DAVID CERDA

INDIVIDUAL | Inducted 2016

David Cerda, 55 | Co-founder and artistic director of Hell in a Handbag Productions, a theatrical group formed to celebrate and preserve the art of high camp and parody on the stage. His productions include “Poseidon: An Upside Down Musical”, “The Birds”, “Christmas Dearest”, and “Caged Dames” among many others.

David Cerda started writing and having his plays produced in 1997 with Sweetback Productions. However, since 2002 he has made a unique and indelible contribution to Chicago’s theater scene as the co-founder and artistic director of Hell in a Handbag Productions.

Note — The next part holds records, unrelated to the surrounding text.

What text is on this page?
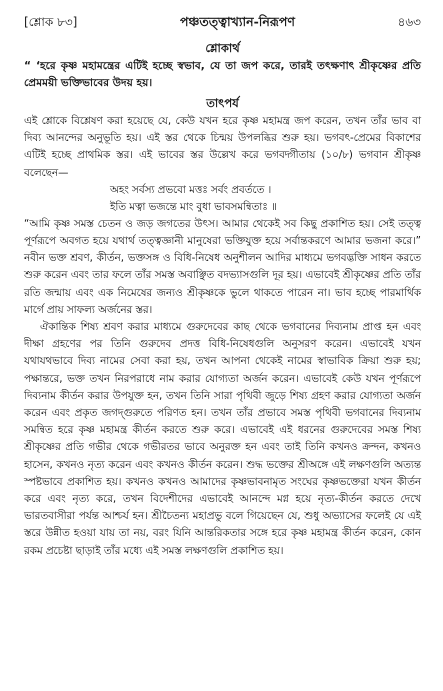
[শ্লোক ৮৩]	পঞ্চতত্ত্বাখ্যান-নিরূপণ	৪৬৩
শ্লোকার্থ

“ ‘হরে কৃষ্ণ মহামন্ত্রের এটিই হচ্ছে স্বভাব, যে তা জপ করে, তারই তৎক্ষণাৎ শ্রীকৃষ্ণের প্রতি প্রেমময়ী ভক্তিভাবের উদয় হয়।

তাৎপর্য

এই শ্লোকে বিশ্লেষণ করা হয়েছে যে, কেউ যখন হরে কৃষ্ণ মহামন্ত্র জপ করেন, তখন তাঁর ভাব বা দিব্য আনন্দের অনুভূতি হয়। এই স্তর থেকে চিন্ময় উপলব্ধির শুরু হয়। ভগবৎ-প্রেমের বিকাশের এটিই হচ্ছে প্রাথমিক স্তর। এই ভাবের স্তর উল্লেখ করে ভগবদ্গীতায় (১০/৮) ভগবান শ্রীকৃষ্ণ বলেছেন—

অহং সর্বস্য প্রভবো মত্তঃ সর্বং প্রবর্ততে ।

ইতি মত্বা ভজন্তে মাং বুধা ভাবসমন্বিতাঃ ॥

“আমি কৃষ্ণ সমস্ত চেতন ও জড় জগতের উৎস। আমার থেকেই সব কিছু প্রকাশিত হয়। সেই তত্ত্ব পূর্ণরূপে অবগত হয়ে যথার্থ তত্ত্বজ্ঞানী মানুষেরা ভক্তিযুক্ত হয়ে সর্বান্তকরণে আমার ভজনা করে।” নবীন ভক্ত শ্রবণ, কীর্তন, ভক্তসঙ্গ ও বিধি-নিষেধ অনুশীলন আদির মাধ্যমে ভগবদ্ভক্তি সাধন করতে শুরু করেন এবং তার ফলে তাঁর সমস্ত অবাঞ্ছিত বদভ্যাসগুলি দূর হয়। এভাবেই শ্রীকৃষ্ণের প্রতি তাঁর রতি জন্মায় এবং এক নিমেষের জন্যও শ্রীকৃষ্ণকে ভুলে থাকতে পারেন না। ভাব হচ্ছে পারমার্থিক মার্গে প্রায় সাফল্য অর্জনের স্তর।

ঐকান্তিক শিষ্য শ্রবণ করার মাধ্যমে গুরুদেবের কাছ থেকে ভগবানের দিব্যনাম প্রাপ্ত হন এবং দীক্ষা গ্রহণের পর তিনি গুরুদেব প্রদত্ত বিধি-নিষেধগুলি অনুসরণ করেন। এভাবেই যখন যথাযথভাবে দিব্য নামের সেবা করা হয়, তখন আপনা থেকেই নামের স্বাভাবিক ক্রিয়া শুরু হয়; পক্ষান্তরে, ভক্ত তখন নিরপরাধে নাম করার যোগ্যতা অর্জন করেন। এভাবেই কেউ যখন পূর্ণরূপে দিব্যনাম কীর্তন করার উপযুক্ত হন, তখন তিনি সারা পৃথিবী জুড়ে শিষ্য গ্রহণ করার যোগ্যতা অর্জন করেন এবং প্রকৃত জগদ্গুরুতে পরিণত হন। তখন তাঁর প্রভাবে সমস্ত পৃথিবী ভগবানের দিব্যনাম সমন্বিত হরে কৃষ্ণ মহামন্ত্র কীর্তন করতে শুরু করে। এভাবেই এই ধরনের গুরুদেবের সমস্ত শিষ্য শ্রীকৃষ্ণের প্রতি গভীর থেকে গভীরতর ভাবে অনুরক্ত হন এবং তাই তিনি কখনও ক্রন্দন, কখনও হাসেন, কখনও নৃত্য করেন এবং কখনও কীর্তন করেন। শুদ্ধ ভক্তের শ্রীঅঙ্গে এই লক্ষণগুলি অত্যন্ত স্পষ্টভাবে প্রকাশিত হয়। কখনও কখনও আমাদের কৃষ্ণভাবনামৃত সংঘের কৃষ্ণভক্তেরা যখন কীর্তন করে এবং নৃত্য করে, তখন বিদেশীদের এভাবেই আনন্দে মগ্ন হয়ে নৃত্য-কীর্তন করতে দেখে ভারতবাসীরা পর্যন্ত আশ্চর্য হন। শ্রীচৈতন্য মহাপ্রভু বলে গিয়েছেন যে, শুধু অভ্যাসের ফলেই যে এই স্তরে উন্নীত হওয়া যায় তা নয়, বরং যিনি আন্তরিকতার সঙ্গে হরে কৃষ্ণ মহামন্ত্র কীর্তন করেন, কোন রকম প্রচেষ্টা ছাড়াই তাঁর মধ্যে এই সমস্ত লক্ষণগুলি প্রকাশিত হয়।
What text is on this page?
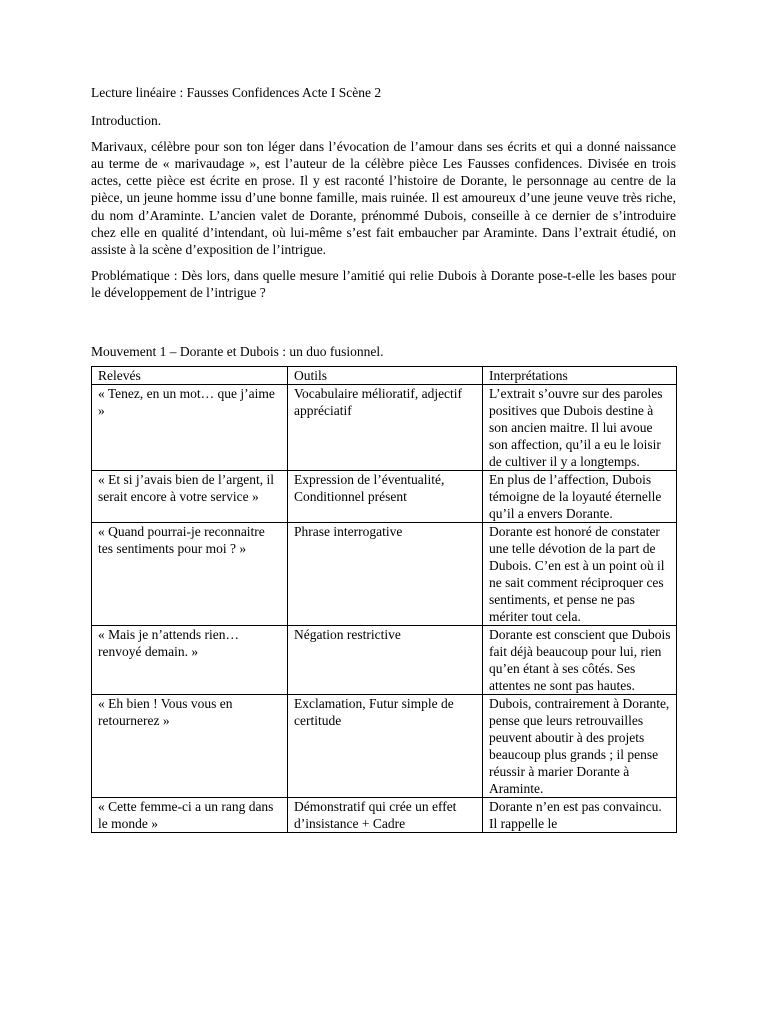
Lecture linéaire : Fausses Confidences Acte I Scène 2
Introduction.
Marivaux, célèbre pour son ton léger dans l’évocation de l’amour dans ses écrits et qui a donné naissance au terme de « marivaudage », est l’auteur de la célèbre pièce Les Fausses confidences. Divisée en trois actes, cette pièce est écrite en prose. Il y est raconté l’histoire de Dorante, le personnage au centre de la pièce, un jeune homme issu d’une bonne famille, mais ruinée. Il est amoureux d’une jeune veuve très riche, du nom d’Araminte. L’ancien valet de Dorante, prénommé Dubois, conseille à ce dernier de s’introduire chez elle en qualité d’intendant, où lui-même s’est fait embaucher par Araminte. Dans l’extrait étudié, on assiste à la scène d’exposition de l’intrigue.
Problématique : Dès lors, dans quelle mesure l’amitié qui relie Dubois à Dorante pose-t-elle les bases pour le développement de l’intrigue ?
Mouvement 1 – Dorante et Dubois : un duo fusionnel.
Relevés	Outils	Interprétations
« Tenez, en un mot… que j’aime »	Vocabulaire mélioratif, adjectif appréciatif	L’extrait s’ouvre sur des paroles positives que Dubois destine à son ancien maitre. Il lui avoue son affection, qu’il a eu le loisir de cultiver il y a longtemps.
« Et si j’avais bien de l’argent, il serait encore à votre service »	Expression de l’éventualité, Conditionnel présent	En plus de l’affection, Dubois témoigne de la loyauté éternelle qu’il a envers Dorante.
« Quand pourrai-je reconnaitre tes sentiments pour moi ? »	Phrase interrogative	Dorante est honoré de constater une telle dévotion de la part de Dubois. C’en est à un point où il ne sait comment réciproquer ces sentiments, et pense ne pas mériter tout cela.
« Mais je n’attends rien… renvoyé demain. »	Négation restrictive	Dorante est conscient que Dubois fait déjà beaucoup pour lui, rien qu’en étant à ses côtés. Ses attentes ne sont pas hautes.
« Eh bien ! Vous vous en retournerez »	Exclamation, Futur simple de certitude	Dubois, contrairement à Dorante, pense que leurs retrouvailles peuvent aboutir à des projets beaucoup plus grands ; il pense réussir à marier Dorante à Araminte.
« Cette femme-ci a un rang dans le monde »	Démonstratif qui crée un effet d’insistance + Cadre	Dorante n’en est pas convaincu. Il rappelle le
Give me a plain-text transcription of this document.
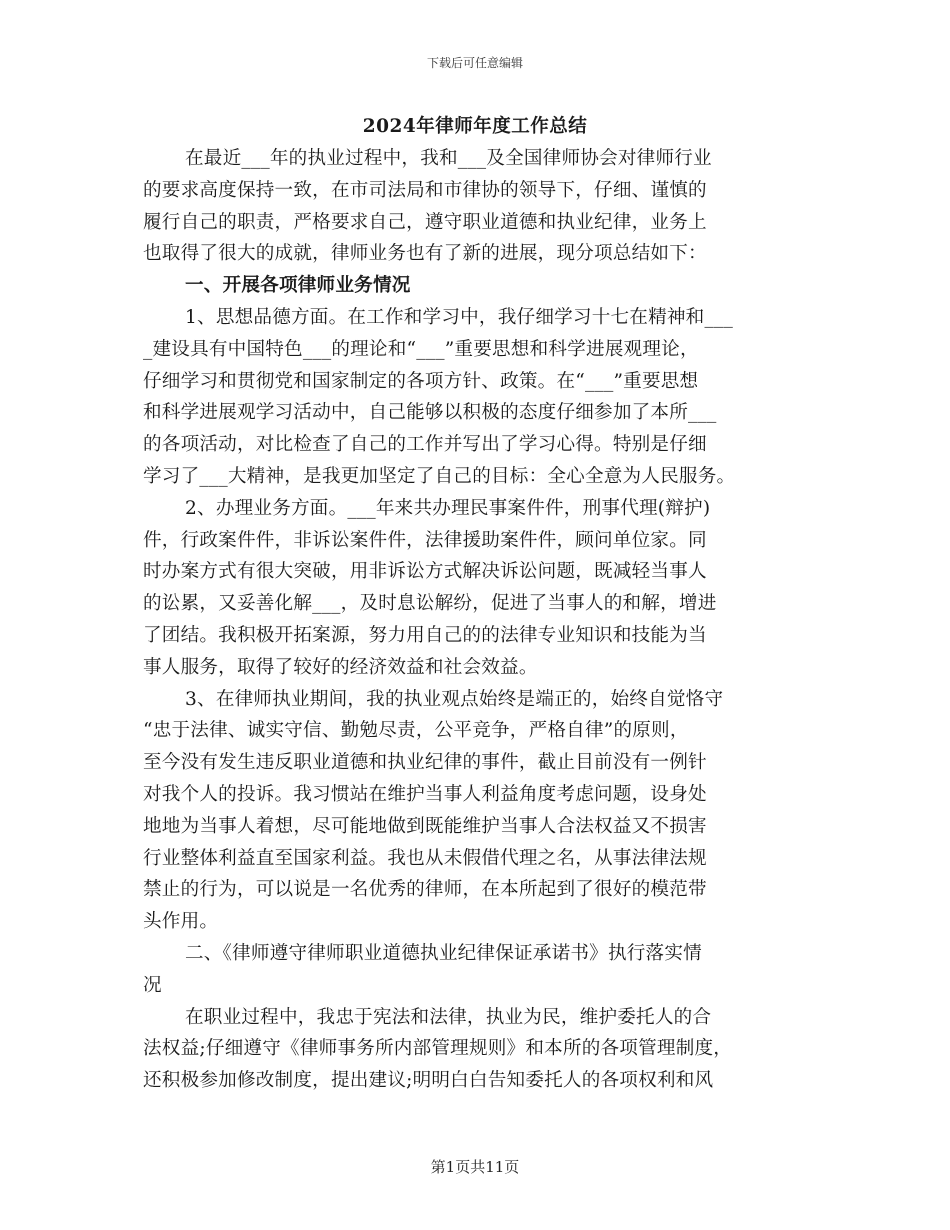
下载后可任意编辑
2024年律师年度工作总结
在最近___年的执业过程中，我和___及全国律师协会对律师行业
的要求高度保持一致，在市司法局和市律协的领导下，仔细、谨慎的
履行自己的职责，严格要求自己，遵守职业道德和执业纪律，业务上
也取得了很大的成就，律师业务也有了新的进展，现分项总结如下：
一、开展各项律师业务情况
1、思想品德方面。在工作和学习中，我仔细学习十七在精神和___
_建设具有中国特色___的理论和“___”重要思想和科学进展观理论，
仔细学习和贯彻党和国家制定的各项方针、政策。在“___”重要思想
和科学进展观学习活动中，自己能够以积极的态度仔细参加了本所___
的各项活动，对比检查了自己的工作并写出了学习心得。特别是仔细
学习了___大精神，是我更加坚定了自己的目标：全心全意为人民服务。
2、办理业务方面。___年来共办理民事案件件，刑事代理(辩护)
件，行政案件件，非诉讼案件件，法律援助案件件，顾问单位家。同
时办案方式有很大突破，用非诉讼方式解决诉讼问题，既减轻当事人
的讼累，又妥善化解___，及时息讼解纷，促进了当事人的和解，增进
了团结。我积极开拓案源，努力用自己的的法律专业知识和技能为当
事人服务，取得了较好的经济效益和社会效益。
3、在律师执业期间，我的执业观点始终是端正的，始终自觉恪守
“忠于法律、诚实守信、勤勉尽责，公平竞争，严格自律”的原则，
至今没有发生违反职业道德和执业纪律的事件，截止目前没有一例针
对我个人的投诉。我习惯站在维护当事人利益角度考虑问题，设身处
地地为当事人着想，尽可能地做到既能维护当事人合法权益又不损害
行业整体利益直至国家利益。我也从未假借代理之名，从事法律法规
禁止的行为，可以说是一名优秀的律师，在本所起到了很好的模范带
头作用。
二、《律师遵守律师职业道德执业纪律保证承诺书》执行落实情
况
在职业过程中，我忠于宪法和法律，执业为民，维护委托人的合
法权益;仔细遵守《律师事务所内部管理规则》和本所的各项管理制度，
还积极参加修改制度，提出建议;明明白白告知委托人的各项权利和风
第1页共11页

With a mission statement expressing a dedication “to the preservation, exploration, and celebration of the art of camp and parody onstage,” Cerda’s repertoire company has consistently delivered season after season of hilarious LGBT positive shows. Handbag audiences have enthusiastically attended such productions as Poseidon, an Upside Down Musical; The Birds; Caged Dames; Christmas Dearest; L’Imitation of Life; Scarrie! The Musical; Sexy Baby; Trogg! The Musical; Scream, Queen, Scream; and Skooby Don’t as well as productions of Dan Savage’s Miracle and The Divine Sister by Charles Busch.

As an actor, Cerda has also worked in several other Chicago theater groups such as A Red Orchid and Victory Gardens. Chris Jones of the Chicago Tribune has described Cerda as “The Charles Ludlam of the Midwest.”
Cerda’s theatre group has also donated tickets and raised thousands for numerous Chicago LGBT non-profits such as Season of Concern, AIDS Legal Council, Howard Brown, the Legacy Project, the Chicago LGBT Hall of Fame, Windy City Alliance for the Deaf, and Groceryland as well as other organizations like the Wounded Warrior Project, the Night Ministry, and the American Cancer Society.

Since 2007, Cerda has also been popular on the music scene, leading the avante-garde-punk-new-wave band The Joans which has played before enthusiastic crowds at such street fairs as Midsommarfest and Market Days.

For almost fifteen years, Cerda has proven himself a community-minded artist and a creative force of nature, honoring a gay theatrical legacy by bringing the essence of camp back to entertainment in a big way.